A drug resistance mystery, solved

The new insights in condensate behavior also provided some answers to another question in cancer research: why people become immune to the breast cancer drug tamoxifen.Tamoxifen works by attaching itself to estrogen receptors in the cancer cells, preventing them from getting the hormones they need to grow and eventually slowing or stopping the formation of new cancer cells altogether. The drug is one of the most effective treatments for the disease, reducing recurrence rates for ER+ breast cancers by around 50 percent.

Unfortunately, many patients quickly develop a resistance to tamoxifen — sometimes as soon as a few months after they start taking it. This happens in a variety of ways — for example, sometimes the cancer cells will mutate to be able to kick the tamoxifen out of the cells, or simply produce fewer estrogen receptors for the drug to bind. One form of resistance was associated with an overproduction of the protein MED1, but scientists didn’t know why.

With their newfound knowledge of how a drug’s activity is affected by where it concentrates, Boija and Klein had a hypothesis: The extra MED1 might increase the size of the droplets, effectively diluting the concentration of tamoxifen and making it more difficult for the drug to bind its targets. When they tested this in the laboratory, the team found that more MED1 did indeed cause larger droplets, leading to lower concentrations of tamoxifen.

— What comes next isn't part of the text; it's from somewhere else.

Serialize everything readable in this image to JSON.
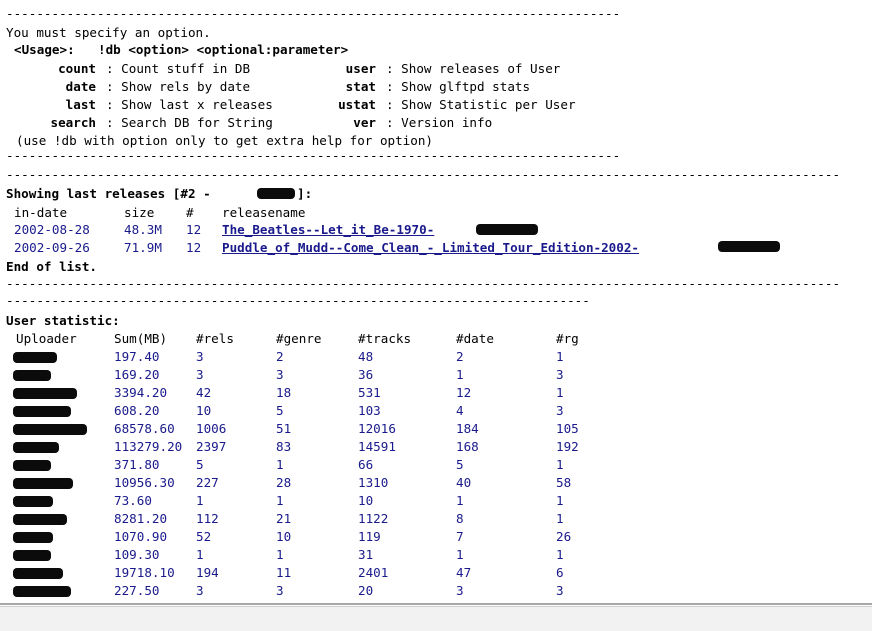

A new toolset for drug designers

The ability to better understand the behavior of drugs in cancer cells — how they concentrate, and why the cancer could become resistant to them — may provide drug developers with a new arsenal of tools to craft efficient therapeutics.

“This study suggests that we should be exploring whether we can design or isolate drugs that are concentrated in a given condensate, and to understand how existing drugs are concentrated in the cell,” says Phil Sharp. “I think this is really important for drug development — and I think [figuring it out] is going to be fun.”